Auf einem Plakat, das an einem Haus in Chemnitz hängt, steht der Spruch: "Chemnitz ist weder grau noch bunt." | Bildquelle: dpa

#wirsindmehr in Chemnitz 65.000 bei Konzert gegen Rechts

Stand: 03.09.2018 21:43 Uhr

Die Toten Hosen, Kraftklub und Feine Sahne Fischfilet haben sich gegen Fremdenfeindlichkeit und rechte Gewalt zusammengetan: Zum Konzert kamen rund 65.000 Zuschauer nach Chemnitz.
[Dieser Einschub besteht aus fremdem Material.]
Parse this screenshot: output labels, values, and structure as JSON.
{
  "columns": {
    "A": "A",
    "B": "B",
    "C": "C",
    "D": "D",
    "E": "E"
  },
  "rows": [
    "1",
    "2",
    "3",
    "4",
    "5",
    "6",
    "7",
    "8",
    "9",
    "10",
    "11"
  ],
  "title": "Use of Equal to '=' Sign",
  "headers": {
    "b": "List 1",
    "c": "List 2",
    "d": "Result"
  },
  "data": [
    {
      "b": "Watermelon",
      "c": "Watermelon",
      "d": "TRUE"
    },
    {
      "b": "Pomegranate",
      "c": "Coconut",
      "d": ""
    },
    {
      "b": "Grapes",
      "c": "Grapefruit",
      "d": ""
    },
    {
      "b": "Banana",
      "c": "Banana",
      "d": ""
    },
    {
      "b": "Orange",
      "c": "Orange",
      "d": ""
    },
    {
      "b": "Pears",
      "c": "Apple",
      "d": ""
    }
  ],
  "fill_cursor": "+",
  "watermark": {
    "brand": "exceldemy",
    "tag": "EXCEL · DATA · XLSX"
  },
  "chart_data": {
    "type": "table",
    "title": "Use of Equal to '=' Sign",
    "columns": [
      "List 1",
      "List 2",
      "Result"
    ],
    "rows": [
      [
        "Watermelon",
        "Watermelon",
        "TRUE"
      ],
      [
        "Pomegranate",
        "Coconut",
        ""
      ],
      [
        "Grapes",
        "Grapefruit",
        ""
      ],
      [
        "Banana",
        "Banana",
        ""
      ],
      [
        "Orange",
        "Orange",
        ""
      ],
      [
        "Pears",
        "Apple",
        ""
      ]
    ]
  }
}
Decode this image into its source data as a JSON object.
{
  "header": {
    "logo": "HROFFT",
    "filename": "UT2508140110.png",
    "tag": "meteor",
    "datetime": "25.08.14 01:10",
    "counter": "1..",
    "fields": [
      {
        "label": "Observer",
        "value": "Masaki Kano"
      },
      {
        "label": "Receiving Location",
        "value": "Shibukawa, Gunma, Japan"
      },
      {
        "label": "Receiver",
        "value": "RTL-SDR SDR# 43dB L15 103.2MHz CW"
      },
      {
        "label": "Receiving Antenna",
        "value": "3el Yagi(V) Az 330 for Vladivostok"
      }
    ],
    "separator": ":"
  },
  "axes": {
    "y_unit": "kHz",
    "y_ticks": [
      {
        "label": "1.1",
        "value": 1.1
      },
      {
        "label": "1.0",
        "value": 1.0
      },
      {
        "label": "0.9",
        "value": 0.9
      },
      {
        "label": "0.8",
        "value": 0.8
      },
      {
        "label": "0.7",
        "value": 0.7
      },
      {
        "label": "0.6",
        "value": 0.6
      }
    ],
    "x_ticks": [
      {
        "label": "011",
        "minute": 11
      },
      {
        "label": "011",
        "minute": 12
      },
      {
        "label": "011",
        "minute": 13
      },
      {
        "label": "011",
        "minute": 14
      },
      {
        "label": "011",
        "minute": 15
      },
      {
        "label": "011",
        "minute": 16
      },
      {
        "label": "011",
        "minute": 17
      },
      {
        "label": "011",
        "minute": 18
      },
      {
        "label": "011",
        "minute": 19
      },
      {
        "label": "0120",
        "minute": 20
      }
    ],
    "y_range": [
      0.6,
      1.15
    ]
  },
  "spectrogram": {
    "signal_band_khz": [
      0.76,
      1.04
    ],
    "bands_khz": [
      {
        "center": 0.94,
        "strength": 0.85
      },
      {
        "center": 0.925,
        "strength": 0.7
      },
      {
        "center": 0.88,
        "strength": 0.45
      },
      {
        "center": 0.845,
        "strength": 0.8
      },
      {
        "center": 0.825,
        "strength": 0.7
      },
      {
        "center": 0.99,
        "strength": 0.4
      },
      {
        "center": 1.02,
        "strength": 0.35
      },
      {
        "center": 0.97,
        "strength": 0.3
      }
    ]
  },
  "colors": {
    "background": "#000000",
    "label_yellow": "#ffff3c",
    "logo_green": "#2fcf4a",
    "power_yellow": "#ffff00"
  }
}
In der Stadt ging nichts mehr.

Mehrere Zehntausend Menschen haben am Abend in Chemnitz bei einem Open-Air-Konzert ein Zeichen gegen Fremdenfeindlichkeit und Rassismus gesetzt. Zu der Veranstaltung unter dem Motto "Wir sind mehr" in der Innenstadt hatten verschiedene Bands eingeladen, darunter Die Toten Hosen, Feine Sahne Fischfilet, die Chemnitzer Band Kraftklub und die Rapper Marteria und Casper.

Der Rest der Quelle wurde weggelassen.